A cambio de tanta concienciación, la persona de izquierdas recibe una gran recompensa, una más que merecida superioridad moral sobre el resto de los mortales, quienes viven sometidos al sistema y no se rebelan contra sus iniquidades. Hoy, como ayer, el izquierdista no puede dejar de considerar una aporía que haya asalariados que no sean de izquierdas. En la formulación poco académica del exalcalde de Getafe, Pedro Castro, “¿Por qué hay tanto tonto de los cojones que todavía vota a la derecha?”

Esta forma en la que la izquierda se dirige a quienes no comparten sus presupuestos se ha vuelto especialmente antipática en nuestros días. No digo que esta sea la causa principal del declive de la izquierda, pero sí creo que aquí se toca una fibra sensible. Es algo que va más allá de la retórica. Estoy pensando en lo siguiente: vivimos una época de individualismo empoderado; a diferencia de otros tiempos, en los que la gente estaba dispuesta a mostrar cierta deferencia hacia líderes, referentes, sabios y otras personas con autoridad moral o intelectual, hoy muchos ciudadanos han eliminado cualquier reserva a la hora de expresar opiniones y actitudes de todo tipo. A esas personas que se sienten dueñas de sí mismas y que intervienen con contundencia sobre cualquier asunto que se ponga a tiro, el izquierdista le resulta un personaje insoportable con sus aires de superioridad moral.

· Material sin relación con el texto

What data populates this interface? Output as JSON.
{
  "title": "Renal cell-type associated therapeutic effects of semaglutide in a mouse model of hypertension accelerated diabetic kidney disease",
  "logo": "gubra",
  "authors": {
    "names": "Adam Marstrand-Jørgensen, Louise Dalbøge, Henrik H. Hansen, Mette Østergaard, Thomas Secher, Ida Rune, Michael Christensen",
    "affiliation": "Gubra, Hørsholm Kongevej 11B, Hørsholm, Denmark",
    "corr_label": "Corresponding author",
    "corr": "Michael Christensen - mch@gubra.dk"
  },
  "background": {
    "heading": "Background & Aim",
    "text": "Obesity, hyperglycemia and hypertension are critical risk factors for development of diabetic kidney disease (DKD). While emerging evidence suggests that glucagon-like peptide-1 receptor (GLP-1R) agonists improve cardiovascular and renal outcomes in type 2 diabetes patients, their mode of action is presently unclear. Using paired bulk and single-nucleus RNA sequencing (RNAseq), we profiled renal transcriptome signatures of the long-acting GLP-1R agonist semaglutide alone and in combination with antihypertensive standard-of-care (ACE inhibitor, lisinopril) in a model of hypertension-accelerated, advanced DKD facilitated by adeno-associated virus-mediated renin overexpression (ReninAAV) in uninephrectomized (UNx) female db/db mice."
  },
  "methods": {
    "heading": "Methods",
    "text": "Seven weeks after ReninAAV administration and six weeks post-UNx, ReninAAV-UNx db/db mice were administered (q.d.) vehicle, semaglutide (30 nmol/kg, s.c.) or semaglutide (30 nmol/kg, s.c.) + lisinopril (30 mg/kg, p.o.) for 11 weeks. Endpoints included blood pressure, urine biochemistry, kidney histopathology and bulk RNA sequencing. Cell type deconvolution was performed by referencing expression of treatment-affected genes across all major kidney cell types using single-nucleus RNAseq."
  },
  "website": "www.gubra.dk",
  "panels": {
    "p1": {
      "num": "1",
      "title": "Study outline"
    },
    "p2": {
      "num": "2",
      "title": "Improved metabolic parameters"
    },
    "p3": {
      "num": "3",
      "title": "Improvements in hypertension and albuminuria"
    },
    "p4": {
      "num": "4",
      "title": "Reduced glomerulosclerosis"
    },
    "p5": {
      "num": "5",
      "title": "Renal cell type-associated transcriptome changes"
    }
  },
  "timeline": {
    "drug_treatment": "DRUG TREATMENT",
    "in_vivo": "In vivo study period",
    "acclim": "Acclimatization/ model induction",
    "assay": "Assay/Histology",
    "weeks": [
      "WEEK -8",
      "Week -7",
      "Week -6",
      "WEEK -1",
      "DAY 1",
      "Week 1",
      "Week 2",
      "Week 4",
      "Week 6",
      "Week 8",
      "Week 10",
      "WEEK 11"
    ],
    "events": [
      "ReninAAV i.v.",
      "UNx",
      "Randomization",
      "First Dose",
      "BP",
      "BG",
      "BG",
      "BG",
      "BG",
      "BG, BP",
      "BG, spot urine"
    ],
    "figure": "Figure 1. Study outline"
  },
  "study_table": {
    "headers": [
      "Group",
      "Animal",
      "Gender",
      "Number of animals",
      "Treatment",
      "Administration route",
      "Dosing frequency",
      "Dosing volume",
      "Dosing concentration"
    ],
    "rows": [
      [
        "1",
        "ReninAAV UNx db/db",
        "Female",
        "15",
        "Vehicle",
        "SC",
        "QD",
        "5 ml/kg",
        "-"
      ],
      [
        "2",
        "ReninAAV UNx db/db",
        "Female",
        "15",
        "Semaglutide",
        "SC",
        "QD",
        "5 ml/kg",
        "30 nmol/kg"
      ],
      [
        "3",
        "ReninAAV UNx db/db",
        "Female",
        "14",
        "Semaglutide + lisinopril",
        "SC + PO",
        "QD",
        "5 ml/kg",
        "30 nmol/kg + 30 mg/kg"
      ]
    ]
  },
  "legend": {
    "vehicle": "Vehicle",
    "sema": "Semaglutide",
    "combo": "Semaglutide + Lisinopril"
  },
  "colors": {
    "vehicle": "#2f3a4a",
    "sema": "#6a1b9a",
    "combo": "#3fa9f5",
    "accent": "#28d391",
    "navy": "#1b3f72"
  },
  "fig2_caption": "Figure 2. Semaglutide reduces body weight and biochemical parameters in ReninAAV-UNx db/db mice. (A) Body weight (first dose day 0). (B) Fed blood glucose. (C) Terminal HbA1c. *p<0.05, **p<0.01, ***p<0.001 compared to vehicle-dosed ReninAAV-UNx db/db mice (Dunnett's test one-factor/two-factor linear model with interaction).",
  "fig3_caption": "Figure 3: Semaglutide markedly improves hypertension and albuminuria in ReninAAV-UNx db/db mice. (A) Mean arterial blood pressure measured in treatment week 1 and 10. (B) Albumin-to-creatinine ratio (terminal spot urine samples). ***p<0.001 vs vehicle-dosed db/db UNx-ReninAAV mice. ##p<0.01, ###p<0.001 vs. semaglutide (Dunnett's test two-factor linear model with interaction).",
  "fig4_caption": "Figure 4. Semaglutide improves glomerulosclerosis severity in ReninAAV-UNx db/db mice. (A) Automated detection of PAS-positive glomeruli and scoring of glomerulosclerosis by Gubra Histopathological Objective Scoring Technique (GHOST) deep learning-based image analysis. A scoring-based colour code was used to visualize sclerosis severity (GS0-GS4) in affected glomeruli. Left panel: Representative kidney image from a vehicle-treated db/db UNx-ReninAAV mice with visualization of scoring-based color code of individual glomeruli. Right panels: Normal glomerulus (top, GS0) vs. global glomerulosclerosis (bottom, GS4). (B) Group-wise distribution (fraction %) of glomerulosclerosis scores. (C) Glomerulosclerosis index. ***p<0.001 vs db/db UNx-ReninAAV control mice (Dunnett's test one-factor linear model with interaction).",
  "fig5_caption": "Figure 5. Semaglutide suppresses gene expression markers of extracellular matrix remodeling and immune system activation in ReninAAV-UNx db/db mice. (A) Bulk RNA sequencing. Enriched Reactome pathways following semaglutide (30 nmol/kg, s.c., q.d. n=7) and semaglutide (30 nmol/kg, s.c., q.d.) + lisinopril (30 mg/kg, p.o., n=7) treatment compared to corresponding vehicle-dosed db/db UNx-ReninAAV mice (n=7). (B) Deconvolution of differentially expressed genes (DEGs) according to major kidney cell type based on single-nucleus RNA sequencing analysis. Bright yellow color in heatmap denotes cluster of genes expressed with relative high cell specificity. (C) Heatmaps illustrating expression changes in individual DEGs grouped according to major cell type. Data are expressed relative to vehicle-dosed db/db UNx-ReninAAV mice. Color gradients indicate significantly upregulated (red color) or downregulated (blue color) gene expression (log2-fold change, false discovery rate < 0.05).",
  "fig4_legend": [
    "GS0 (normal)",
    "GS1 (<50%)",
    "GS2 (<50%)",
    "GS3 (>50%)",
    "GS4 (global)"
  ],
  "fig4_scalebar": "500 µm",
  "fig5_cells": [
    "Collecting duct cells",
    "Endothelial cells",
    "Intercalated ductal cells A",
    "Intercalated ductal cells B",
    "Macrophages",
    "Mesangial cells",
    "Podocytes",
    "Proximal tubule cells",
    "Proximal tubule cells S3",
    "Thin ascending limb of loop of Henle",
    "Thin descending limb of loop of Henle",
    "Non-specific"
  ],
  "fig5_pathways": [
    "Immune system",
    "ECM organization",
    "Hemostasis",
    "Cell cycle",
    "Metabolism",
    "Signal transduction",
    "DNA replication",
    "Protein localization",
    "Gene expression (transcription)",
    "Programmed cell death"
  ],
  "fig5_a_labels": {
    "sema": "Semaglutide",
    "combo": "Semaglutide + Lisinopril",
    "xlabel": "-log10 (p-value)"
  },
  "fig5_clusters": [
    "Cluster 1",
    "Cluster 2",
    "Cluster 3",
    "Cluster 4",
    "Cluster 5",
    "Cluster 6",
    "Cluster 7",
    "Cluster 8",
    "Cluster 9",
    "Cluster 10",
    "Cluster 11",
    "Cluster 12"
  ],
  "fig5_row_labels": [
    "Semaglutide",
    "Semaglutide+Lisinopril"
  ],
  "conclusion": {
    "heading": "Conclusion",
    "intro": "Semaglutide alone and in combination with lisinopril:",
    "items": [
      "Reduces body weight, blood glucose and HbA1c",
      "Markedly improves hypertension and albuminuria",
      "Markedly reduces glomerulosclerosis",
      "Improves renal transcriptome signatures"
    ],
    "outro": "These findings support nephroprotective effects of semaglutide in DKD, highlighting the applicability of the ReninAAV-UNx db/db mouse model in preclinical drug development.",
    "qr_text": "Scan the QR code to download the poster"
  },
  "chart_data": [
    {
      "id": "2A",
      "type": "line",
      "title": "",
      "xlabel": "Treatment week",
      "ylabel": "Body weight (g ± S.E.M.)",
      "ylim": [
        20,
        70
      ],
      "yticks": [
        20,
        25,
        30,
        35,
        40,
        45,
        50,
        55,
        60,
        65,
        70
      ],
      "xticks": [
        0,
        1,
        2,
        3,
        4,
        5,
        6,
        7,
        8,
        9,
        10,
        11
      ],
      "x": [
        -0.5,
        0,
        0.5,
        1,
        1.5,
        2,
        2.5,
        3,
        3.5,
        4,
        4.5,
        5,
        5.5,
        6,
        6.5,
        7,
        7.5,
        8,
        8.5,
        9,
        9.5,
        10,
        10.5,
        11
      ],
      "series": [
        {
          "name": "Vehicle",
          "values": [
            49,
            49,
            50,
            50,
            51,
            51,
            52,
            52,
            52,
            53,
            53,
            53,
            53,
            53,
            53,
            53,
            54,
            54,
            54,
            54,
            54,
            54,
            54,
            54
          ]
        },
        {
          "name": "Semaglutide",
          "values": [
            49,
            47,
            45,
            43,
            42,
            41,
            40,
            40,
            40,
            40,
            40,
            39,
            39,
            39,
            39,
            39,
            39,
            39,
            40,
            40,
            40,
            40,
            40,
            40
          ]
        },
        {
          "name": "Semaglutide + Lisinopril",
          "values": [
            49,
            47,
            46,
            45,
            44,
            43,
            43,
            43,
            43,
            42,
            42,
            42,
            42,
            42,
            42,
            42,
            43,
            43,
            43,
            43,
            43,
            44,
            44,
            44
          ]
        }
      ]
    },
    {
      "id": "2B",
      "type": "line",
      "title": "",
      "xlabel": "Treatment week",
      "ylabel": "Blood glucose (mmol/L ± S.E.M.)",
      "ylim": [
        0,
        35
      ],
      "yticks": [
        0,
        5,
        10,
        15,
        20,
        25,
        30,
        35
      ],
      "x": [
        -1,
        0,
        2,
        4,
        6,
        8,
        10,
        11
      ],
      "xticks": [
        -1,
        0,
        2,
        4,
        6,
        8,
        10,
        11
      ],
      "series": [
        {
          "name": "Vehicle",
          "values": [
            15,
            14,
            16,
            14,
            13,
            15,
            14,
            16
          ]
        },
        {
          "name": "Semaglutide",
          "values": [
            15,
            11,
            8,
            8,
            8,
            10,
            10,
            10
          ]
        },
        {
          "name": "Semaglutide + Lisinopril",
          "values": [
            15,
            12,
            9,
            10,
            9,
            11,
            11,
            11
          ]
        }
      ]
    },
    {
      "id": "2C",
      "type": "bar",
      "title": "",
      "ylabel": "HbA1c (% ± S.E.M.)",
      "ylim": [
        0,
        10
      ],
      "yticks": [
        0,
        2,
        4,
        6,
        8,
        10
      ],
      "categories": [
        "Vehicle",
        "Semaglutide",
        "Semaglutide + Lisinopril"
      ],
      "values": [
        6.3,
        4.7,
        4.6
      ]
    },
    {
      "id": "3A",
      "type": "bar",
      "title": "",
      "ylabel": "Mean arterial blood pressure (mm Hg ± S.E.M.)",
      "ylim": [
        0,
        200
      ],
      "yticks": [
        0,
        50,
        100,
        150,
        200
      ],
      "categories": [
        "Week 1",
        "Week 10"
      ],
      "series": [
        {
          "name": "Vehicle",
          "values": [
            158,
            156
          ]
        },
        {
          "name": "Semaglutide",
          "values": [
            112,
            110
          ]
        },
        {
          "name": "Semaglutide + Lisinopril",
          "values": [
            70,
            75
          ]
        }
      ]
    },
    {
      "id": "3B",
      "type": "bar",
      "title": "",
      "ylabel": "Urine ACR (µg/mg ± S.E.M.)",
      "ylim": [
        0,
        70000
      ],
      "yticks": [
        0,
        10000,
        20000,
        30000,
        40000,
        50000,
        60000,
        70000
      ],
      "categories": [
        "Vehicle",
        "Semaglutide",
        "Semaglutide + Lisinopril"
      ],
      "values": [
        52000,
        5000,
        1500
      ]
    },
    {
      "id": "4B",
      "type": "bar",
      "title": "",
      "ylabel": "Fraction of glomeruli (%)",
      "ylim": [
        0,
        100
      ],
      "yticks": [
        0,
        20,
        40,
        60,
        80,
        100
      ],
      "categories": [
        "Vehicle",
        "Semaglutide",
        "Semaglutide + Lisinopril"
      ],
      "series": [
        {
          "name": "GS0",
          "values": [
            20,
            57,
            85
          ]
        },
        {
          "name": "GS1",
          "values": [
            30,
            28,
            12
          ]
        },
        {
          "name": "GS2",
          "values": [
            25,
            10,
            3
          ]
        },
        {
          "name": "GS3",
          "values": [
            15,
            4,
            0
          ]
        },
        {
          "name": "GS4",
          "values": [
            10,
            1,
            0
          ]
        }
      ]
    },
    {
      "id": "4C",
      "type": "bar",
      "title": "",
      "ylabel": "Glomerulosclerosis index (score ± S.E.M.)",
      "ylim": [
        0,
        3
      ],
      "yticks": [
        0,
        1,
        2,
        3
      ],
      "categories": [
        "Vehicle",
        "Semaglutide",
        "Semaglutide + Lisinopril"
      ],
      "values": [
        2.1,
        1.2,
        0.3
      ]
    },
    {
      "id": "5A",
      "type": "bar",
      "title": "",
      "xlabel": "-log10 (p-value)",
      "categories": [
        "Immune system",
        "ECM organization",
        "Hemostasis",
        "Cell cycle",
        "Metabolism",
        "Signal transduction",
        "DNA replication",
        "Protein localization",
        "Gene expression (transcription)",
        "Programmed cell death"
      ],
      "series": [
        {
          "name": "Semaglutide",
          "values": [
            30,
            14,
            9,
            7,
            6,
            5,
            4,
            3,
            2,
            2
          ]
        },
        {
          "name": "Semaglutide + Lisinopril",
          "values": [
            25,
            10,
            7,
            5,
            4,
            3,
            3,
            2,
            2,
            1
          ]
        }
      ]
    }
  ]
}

Como he tenido oportunidad de argumentar en otras ocasiones, asistimos a una crisis generalizada de los mecanismos de intermediación, crisis que afecta de modo muy pronunciado a la democracia y, sobre todo, a su dimensión representativa. En un momento en el que vale tanto la opinión de un youtuber como la de un experto (ya sea sobre el apagón, la política económica o el feminismo) y donde nadie quiere que se le diga lo que tiene que pensar, el líder político sólo tiene éxito en la medida en que se ponga al mismo nivel que sus seguidores. Cualquier intento de adoctrinarlos, de influir en sus creencias, se encuentra con una fuerte resistencia. Ay, por ejemplo, del izquierdista que intente convencer a sus seguidores de que la inmigración tiene sus ventajas, o que los inmigrantes deben gozar de unos derechos mínimos. Muchos potenciales seguidores huirán despavoridos hacia partidos que abrazan la xenofobia sin complejos. Este es solo un ejemplo entre otros muchos. ¿Recuerdan el jaleo que se montó cuando el ministro Alberto Garzón trató de concienciar a la gente de que convenía reducir el consumo de carne roja?

En un mundo en el que las instancias de intermediación están cuestionadas y nos aproximamos a lo que he llamado el grado cero de la representación, es decir, una representación puramente horizontal, en la que el representante no puede reclamar un juicio superior al de sus seguidores, las izquierdas se encuentran asfixiadas, sin espacio para realizar la tarea de concienciación y proselitismo que tanto éxito tuvo durante un periodo muy largo que va de la Revolución Francesa a finales del siglo XX. La propia tarea de inculcar valores de justicia y solidaridad se ha convertido en un esfuerzo heroico. Por supuesto, sigue habiendo poderosas organizaciones de izquierdas y también se mantiene la transmisión generacional de principios morales y políticos, pero cada vez cuesta más. Las condiciones objetivas, como antes se decía, no son demasiado favorables: dichas condiciones, curiosamente, se refieren a las formas contemporáneas de la subjetividad, que lo han puesto todo en contra.